Trump has previously made similar remarks about Canada. Before addressing Trump's statement, Rodríguez defended Venezuela's claim to the 62,000-square-mile Essequibo territory, which comprises two-thirds of Guyana. The area is rich in gold, diamonds, timber and sits near massive offshore oil deposits currently producing an average of 900,000 barrels a day.
That output is close to Venezuela's daily production of about 1 million barrels. Venezuela has considered Essequibo its own since the Spanish colonial period. An 1899 arbitration decision by Britain, Russia and the United States drew the border largely in favor of Guyana.
Venezuela argues a 1966 Geneva agreement to resolve the dispute nullified the 19th-century arbitration. In 2018, after ExxonMobil announced a significant oil discovery off the Essequibo coast, Guyana asked the International Court of Justice to uphold the 1899 ruling. The court is expected to take months to issue a final ruling.
Rodríguez told the judges that political negotiations, not a judicial decision, will resolve the dispute. She accused Guyana of undermining the 1966 agreement with its "opportunistic" decision to seek a court ruling, which she said coincided with the 2015 oil discovery.
"At a time when the mechanisms established in the Geneva agreement were still fully in force, Guyana unilaterally chose to shift the dispute from the negotiating arena to a judicial resolution," Rodríguez said.

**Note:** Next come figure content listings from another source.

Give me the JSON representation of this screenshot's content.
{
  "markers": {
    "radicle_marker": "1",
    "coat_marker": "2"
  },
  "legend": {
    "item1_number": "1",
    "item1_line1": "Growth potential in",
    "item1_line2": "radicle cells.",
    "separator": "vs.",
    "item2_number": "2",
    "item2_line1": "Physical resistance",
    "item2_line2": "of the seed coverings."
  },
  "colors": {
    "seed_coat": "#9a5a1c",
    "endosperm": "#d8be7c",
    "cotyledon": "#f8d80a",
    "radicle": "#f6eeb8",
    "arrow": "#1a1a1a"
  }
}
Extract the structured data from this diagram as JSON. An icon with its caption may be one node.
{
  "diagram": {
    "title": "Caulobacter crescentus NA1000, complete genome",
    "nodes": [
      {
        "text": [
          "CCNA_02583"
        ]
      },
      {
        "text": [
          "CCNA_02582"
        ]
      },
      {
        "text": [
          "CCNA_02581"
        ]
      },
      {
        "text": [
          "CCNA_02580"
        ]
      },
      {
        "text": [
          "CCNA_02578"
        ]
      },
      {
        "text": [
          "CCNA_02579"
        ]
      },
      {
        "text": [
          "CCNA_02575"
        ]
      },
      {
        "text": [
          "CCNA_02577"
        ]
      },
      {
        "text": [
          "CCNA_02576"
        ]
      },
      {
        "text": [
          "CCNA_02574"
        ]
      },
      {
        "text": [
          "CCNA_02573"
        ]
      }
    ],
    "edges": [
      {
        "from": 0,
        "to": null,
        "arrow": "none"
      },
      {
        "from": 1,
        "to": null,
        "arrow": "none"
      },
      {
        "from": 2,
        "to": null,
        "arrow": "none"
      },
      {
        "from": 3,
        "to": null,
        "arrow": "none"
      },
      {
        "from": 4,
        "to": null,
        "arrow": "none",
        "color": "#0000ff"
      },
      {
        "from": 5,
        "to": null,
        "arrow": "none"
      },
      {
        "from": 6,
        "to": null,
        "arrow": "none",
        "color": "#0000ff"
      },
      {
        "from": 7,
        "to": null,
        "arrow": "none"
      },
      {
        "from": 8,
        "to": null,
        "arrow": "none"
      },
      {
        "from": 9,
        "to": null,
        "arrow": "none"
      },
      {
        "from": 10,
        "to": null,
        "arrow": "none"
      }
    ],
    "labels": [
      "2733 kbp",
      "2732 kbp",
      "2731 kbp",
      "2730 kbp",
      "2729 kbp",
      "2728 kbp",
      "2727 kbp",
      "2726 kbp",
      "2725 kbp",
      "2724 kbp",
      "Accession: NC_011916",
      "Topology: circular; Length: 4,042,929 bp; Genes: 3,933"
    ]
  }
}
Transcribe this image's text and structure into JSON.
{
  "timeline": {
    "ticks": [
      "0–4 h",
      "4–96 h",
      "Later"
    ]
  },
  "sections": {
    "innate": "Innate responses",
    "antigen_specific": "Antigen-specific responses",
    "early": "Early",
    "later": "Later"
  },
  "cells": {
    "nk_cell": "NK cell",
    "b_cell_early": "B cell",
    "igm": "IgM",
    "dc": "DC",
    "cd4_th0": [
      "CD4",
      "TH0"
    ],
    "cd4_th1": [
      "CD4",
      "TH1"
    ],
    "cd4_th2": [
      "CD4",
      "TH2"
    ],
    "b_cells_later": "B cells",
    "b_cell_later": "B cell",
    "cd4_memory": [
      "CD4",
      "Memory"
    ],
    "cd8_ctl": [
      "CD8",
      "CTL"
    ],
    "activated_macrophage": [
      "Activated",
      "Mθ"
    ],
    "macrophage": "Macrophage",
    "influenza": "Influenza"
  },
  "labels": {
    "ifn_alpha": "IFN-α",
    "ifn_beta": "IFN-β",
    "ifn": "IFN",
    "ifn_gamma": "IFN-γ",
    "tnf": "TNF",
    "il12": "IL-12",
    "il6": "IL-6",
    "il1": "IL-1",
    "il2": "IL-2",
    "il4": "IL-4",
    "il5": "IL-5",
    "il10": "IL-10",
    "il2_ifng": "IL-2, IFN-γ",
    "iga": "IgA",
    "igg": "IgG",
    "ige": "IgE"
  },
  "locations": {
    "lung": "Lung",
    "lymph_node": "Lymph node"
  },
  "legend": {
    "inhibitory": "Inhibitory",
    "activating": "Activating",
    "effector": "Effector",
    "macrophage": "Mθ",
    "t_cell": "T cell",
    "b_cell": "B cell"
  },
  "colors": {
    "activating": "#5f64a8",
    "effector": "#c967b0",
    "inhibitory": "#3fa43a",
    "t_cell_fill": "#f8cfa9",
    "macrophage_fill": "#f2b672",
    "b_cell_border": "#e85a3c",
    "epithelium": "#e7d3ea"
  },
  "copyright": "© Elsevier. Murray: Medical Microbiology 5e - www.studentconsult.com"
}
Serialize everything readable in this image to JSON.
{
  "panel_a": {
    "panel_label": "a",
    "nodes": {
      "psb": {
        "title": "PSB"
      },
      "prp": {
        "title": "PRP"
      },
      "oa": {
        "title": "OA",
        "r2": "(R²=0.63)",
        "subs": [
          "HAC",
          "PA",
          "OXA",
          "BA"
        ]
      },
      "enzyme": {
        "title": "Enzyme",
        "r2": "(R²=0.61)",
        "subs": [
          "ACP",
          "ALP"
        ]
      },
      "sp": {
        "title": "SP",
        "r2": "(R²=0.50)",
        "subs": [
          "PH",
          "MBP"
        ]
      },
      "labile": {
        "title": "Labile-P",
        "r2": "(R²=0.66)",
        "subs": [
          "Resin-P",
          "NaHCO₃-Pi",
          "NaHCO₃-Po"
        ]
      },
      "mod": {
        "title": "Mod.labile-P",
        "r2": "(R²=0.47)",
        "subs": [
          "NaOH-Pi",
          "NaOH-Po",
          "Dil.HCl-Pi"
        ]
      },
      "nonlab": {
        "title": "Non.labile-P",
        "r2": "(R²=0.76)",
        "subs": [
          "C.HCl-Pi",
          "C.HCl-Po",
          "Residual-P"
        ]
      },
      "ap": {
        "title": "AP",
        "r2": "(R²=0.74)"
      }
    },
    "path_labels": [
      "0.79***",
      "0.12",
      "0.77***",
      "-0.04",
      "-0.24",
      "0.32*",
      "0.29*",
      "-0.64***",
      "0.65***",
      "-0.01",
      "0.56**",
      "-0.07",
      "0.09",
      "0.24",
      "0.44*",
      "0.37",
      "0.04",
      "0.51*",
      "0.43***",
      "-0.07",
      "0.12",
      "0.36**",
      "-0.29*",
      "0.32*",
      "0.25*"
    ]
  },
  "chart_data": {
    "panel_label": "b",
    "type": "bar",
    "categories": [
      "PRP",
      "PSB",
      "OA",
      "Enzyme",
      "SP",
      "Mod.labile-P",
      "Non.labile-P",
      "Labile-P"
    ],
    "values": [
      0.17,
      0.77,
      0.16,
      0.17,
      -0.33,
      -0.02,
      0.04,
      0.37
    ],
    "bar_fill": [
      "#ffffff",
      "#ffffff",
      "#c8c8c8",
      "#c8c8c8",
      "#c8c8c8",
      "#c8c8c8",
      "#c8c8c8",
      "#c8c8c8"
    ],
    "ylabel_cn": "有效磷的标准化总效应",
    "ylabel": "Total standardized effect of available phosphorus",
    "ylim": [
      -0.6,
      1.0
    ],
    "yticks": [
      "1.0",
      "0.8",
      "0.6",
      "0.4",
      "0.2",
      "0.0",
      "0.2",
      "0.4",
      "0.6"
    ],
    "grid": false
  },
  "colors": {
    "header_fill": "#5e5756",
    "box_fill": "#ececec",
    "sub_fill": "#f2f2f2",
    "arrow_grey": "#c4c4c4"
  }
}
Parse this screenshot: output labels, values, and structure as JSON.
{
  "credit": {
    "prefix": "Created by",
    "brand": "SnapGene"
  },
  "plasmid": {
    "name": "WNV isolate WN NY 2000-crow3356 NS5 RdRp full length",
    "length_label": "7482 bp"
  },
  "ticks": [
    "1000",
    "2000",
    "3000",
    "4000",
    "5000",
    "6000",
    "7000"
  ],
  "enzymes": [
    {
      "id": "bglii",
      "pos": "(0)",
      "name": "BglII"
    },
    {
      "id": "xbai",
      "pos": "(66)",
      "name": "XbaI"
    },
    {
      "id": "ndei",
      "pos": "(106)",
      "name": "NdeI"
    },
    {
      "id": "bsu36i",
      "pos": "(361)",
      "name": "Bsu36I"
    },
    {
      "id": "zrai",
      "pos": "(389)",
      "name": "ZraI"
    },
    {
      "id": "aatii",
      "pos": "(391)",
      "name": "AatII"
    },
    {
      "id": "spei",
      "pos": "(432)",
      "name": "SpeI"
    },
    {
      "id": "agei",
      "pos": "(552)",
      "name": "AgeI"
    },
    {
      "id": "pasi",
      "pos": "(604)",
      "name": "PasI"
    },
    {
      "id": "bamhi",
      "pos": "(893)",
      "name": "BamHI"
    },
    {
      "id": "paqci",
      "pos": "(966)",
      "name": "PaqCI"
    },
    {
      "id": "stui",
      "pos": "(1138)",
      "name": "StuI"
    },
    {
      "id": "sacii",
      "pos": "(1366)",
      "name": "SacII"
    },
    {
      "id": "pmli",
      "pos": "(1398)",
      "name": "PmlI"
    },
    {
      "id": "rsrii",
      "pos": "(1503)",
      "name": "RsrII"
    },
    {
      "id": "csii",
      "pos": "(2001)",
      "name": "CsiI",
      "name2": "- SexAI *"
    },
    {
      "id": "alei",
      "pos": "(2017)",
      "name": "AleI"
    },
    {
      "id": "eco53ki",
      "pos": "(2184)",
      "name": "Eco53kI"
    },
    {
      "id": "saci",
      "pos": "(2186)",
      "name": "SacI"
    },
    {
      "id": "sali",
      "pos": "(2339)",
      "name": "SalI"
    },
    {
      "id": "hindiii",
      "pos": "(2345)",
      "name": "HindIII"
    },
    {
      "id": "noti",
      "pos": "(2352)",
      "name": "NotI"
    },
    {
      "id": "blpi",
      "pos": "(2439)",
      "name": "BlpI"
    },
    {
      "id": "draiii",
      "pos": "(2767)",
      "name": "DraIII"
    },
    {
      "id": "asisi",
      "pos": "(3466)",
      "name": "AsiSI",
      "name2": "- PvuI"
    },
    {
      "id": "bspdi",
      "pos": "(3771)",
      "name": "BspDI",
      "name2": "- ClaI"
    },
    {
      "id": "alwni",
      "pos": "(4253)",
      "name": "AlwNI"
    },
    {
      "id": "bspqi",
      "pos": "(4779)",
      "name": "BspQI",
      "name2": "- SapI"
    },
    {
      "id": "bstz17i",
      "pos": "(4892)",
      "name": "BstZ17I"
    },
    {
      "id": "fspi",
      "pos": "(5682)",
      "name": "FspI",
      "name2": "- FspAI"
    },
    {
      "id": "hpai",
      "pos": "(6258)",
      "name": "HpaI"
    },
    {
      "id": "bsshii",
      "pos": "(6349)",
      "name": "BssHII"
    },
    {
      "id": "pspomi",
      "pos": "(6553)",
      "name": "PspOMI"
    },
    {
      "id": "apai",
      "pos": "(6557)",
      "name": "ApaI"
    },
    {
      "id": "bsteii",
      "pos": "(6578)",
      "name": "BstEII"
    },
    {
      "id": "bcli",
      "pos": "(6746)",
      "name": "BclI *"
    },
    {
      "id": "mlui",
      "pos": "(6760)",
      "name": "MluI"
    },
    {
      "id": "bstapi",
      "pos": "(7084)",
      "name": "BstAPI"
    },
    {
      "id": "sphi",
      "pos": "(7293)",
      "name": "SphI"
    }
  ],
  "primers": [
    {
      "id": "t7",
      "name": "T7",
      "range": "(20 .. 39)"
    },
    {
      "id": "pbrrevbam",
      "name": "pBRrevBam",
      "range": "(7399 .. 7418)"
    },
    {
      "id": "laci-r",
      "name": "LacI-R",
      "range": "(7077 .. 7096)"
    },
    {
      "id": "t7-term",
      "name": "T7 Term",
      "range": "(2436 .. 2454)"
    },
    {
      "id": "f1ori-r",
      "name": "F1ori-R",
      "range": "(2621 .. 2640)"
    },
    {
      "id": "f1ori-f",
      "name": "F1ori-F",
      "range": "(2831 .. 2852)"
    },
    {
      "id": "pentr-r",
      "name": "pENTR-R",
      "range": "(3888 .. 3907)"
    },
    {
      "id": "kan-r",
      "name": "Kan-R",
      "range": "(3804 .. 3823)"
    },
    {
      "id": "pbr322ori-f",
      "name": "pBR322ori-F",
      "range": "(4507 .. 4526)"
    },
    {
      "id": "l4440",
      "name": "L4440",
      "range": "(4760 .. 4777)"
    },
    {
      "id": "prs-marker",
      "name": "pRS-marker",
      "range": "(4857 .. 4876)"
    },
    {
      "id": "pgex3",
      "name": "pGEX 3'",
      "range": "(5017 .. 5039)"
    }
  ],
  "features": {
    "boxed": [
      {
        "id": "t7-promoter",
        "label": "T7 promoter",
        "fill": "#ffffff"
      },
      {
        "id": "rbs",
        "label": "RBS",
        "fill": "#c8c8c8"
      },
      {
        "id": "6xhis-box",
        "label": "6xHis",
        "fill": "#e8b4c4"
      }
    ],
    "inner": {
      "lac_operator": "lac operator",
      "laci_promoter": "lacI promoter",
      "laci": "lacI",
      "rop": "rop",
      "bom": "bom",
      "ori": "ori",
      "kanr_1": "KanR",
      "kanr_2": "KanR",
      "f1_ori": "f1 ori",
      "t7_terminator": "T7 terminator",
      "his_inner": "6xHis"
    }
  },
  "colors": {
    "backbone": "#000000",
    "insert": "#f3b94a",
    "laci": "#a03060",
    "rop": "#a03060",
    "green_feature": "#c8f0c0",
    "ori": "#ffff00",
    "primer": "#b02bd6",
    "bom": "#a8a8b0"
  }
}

Venezuela has warned that its participation in the hearings does not imply consent to the court's jurisdiction. Tensions escalated in 2023 when Rodríguez's predecessor, Nicolás Maduro, threatened to annex the region by force after a referendum. Maduro was captured on Jan.
3 during a U.S. military operation in Caracas and taken to New York to face drug trafficking charges. He has pleaded not guilty. Rodríguez assumed power following that operation. When hearings opened last week, Guyana's foreign minister Hugh Hilton Todd told the court the dispute has been a blight on Guyana's existence as a sovereign state from the beginning.
He said 70 percent of Guyana's territory is at stake.
“We will continue to defend our integrity, our sovereignty, our independence, our history.”
The developments in The Hague occurred on the same day Trump sharply criticized Iran's response to a U.S. ceasefire proposal related to the ongoing conflict in the Middle East. Trump told reporters the ceasefire with Iran is on "massive life support" and described Tehran's counteroffer as totally unacceptable.